[<prev] [next>] [<thread-prev] [thread-next>] [day] [month] [year] [list]
Message-ID: <20120910092312.GD22903@quack.suse.cz>
Date: Mon, 10 Sep 2012 11:23:12 +0200
From: Jan Kara <jack@...e.cz>
To: Dmitry Monakhov <dmonakhov@...nvz.org>
Cc: linux-ext4@...r.kernel.org, tytso@....edu, jack@...e.cz,
wenqing.lz@...bao.com
Subject: Re: [PATCH 2/7] ext4: completed_io locking cleanup
On Sun 09-09-12 21:27:09, Dmitry Monakhov wrote:
> Current unwritten extent conversion state-machine is very fuzzy.
> - By unknown reason it want perform conversion under i_mutex. What for?
> All this games with mutex_trylock result in following deadlock
> truncate: kworker:
> ext4_setattr ext4_end_io_work
> mutex_lock(i_mutex)
> inode_dio_wait(inode) ->BLOCK
> DEADLOCK<- mutex_trylock()
> inode_dio_done()
> #TEST_CASE1_BEGIN
> MNT=/mnt_scrach
> unlink $MNT/file
> fallocate -l $((1024*1024*1024)) $MNT/file
> aio-stress -I 100000 -O -s 100m -n -t 1 -c 10 -o 2 -o 3 $MNT/file
> sleep 2
> truncate -s 0 $MNT/file
> #TEST_CASE1_END
>
> This patch makes state machine simple and clean:
>
> (1) ext4_flush_completed_IO is responsible for handling all pending
> end_io from ei->i_completed_io_list(per inode list)
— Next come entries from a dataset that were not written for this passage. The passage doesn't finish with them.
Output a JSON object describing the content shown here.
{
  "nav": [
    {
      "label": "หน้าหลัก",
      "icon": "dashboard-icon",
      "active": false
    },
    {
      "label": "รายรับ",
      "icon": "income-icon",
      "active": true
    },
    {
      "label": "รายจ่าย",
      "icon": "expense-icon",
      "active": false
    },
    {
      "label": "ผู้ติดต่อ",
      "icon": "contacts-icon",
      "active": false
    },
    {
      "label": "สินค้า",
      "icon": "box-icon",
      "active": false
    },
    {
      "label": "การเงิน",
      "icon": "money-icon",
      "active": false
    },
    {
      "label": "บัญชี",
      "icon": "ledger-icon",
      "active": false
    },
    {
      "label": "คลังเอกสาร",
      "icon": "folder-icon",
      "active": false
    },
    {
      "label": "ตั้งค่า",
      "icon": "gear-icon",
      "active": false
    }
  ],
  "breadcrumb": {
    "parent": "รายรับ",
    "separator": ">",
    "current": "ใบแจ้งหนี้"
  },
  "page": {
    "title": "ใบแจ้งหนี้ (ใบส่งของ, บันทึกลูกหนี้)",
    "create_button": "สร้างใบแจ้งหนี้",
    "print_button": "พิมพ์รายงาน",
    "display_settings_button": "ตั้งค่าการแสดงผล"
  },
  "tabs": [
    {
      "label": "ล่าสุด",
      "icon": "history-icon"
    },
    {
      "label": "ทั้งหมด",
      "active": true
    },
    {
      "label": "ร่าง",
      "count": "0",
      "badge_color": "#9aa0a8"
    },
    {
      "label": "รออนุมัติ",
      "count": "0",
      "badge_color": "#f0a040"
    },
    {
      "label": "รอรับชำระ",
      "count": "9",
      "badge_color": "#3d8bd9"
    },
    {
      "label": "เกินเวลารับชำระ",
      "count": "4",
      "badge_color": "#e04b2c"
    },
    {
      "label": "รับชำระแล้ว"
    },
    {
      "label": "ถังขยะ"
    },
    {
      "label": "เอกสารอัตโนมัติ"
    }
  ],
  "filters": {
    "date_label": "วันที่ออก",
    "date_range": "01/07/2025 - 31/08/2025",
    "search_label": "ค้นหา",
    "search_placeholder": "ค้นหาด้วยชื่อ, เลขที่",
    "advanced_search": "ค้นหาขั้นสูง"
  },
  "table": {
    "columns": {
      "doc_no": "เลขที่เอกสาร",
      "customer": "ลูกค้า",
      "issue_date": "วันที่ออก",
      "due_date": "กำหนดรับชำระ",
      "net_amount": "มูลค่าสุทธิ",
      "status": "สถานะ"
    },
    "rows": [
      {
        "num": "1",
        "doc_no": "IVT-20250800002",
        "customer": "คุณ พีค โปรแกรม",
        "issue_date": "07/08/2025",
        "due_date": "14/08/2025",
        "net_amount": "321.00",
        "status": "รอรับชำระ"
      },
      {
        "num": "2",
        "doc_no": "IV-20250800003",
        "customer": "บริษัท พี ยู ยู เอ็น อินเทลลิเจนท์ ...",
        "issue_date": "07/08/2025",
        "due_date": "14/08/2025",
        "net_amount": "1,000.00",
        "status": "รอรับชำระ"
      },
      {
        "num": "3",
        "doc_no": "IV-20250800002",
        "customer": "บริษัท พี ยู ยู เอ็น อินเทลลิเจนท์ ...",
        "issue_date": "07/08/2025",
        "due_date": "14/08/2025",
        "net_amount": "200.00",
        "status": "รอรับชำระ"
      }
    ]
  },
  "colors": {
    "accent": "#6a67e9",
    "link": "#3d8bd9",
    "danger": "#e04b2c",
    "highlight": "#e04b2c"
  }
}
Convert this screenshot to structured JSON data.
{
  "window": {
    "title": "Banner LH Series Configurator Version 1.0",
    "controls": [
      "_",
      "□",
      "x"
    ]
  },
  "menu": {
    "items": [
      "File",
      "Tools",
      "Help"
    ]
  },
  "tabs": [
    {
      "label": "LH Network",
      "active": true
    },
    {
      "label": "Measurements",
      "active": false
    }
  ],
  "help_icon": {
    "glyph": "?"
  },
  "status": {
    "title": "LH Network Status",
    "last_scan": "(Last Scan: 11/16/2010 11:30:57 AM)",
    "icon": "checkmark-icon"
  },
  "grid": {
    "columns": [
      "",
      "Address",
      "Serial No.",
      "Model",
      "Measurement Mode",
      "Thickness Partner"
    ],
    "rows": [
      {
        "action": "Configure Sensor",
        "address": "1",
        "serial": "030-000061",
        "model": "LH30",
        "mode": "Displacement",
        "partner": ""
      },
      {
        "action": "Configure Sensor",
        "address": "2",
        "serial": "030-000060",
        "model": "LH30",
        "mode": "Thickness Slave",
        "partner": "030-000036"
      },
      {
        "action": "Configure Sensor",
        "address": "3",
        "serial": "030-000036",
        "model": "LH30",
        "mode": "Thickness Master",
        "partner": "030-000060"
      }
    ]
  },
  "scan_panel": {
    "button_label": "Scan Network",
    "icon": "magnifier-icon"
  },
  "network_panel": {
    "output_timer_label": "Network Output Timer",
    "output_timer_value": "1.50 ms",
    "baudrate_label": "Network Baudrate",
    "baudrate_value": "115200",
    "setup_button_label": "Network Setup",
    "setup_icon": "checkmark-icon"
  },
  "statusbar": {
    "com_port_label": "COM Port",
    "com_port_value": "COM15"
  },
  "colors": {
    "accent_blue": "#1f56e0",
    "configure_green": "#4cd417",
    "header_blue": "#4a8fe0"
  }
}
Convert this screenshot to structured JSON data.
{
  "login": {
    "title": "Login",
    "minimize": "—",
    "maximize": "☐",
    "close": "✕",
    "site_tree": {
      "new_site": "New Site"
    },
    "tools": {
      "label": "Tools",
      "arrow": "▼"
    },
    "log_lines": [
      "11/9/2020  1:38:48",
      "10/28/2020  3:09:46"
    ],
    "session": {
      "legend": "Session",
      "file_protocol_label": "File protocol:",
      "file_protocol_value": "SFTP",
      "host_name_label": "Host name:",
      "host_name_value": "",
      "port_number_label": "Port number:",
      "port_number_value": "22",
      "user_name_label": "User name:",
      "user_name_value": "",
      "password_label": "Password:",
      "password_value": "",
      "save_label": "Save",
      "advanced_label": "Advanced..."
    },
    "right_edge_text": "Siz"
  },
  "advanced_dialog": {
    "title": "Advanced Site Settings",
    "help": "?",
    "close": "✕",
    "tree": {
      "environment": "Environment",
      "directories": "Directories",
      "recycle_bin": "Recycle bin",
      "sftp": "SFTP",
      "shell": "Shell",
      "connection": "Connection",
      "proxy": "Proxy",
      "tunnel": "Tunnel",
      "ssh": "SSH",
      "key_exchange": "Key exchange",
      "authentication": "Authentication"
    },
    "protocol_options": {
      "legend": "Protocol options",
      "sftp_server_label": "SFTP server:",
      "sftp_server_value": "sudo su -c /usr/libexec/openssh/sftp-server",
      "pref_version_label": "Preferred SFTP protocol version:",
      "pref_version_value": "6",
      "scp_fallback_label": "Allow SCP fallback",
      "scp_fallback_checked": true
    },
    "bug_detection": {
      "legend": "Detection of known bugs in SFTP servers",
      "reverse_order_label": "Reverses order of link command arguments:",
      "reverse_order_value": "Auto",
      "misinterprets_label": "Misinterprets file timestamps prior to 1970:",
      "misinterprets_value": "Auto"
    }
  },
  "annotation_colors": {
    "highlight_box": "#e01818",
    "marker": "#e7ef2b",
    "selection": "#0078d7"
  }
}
> NOTE1: i_completed_io_lock is acquired only once
> NOTE2: i_mutex is not required because it does not protect
> any data guarded by i_mutex
Removing of i_mutex might be OK but you really need to add more
justification (both into the changelog and end_io code) than just "it does
not protect any data guarded by i_mutex". So far i_mutex is supposed to
protect all modifications of extent tree, now that won't be true anymore.
We have i_data_sem protecting extent tree as well but that is acquired for
single extent operation only so it cannot be used for guarding "global
properties of the extent tree" - e.g. if end_io code would race with
truncate it could happen that end_io would create some extents beyond EOF.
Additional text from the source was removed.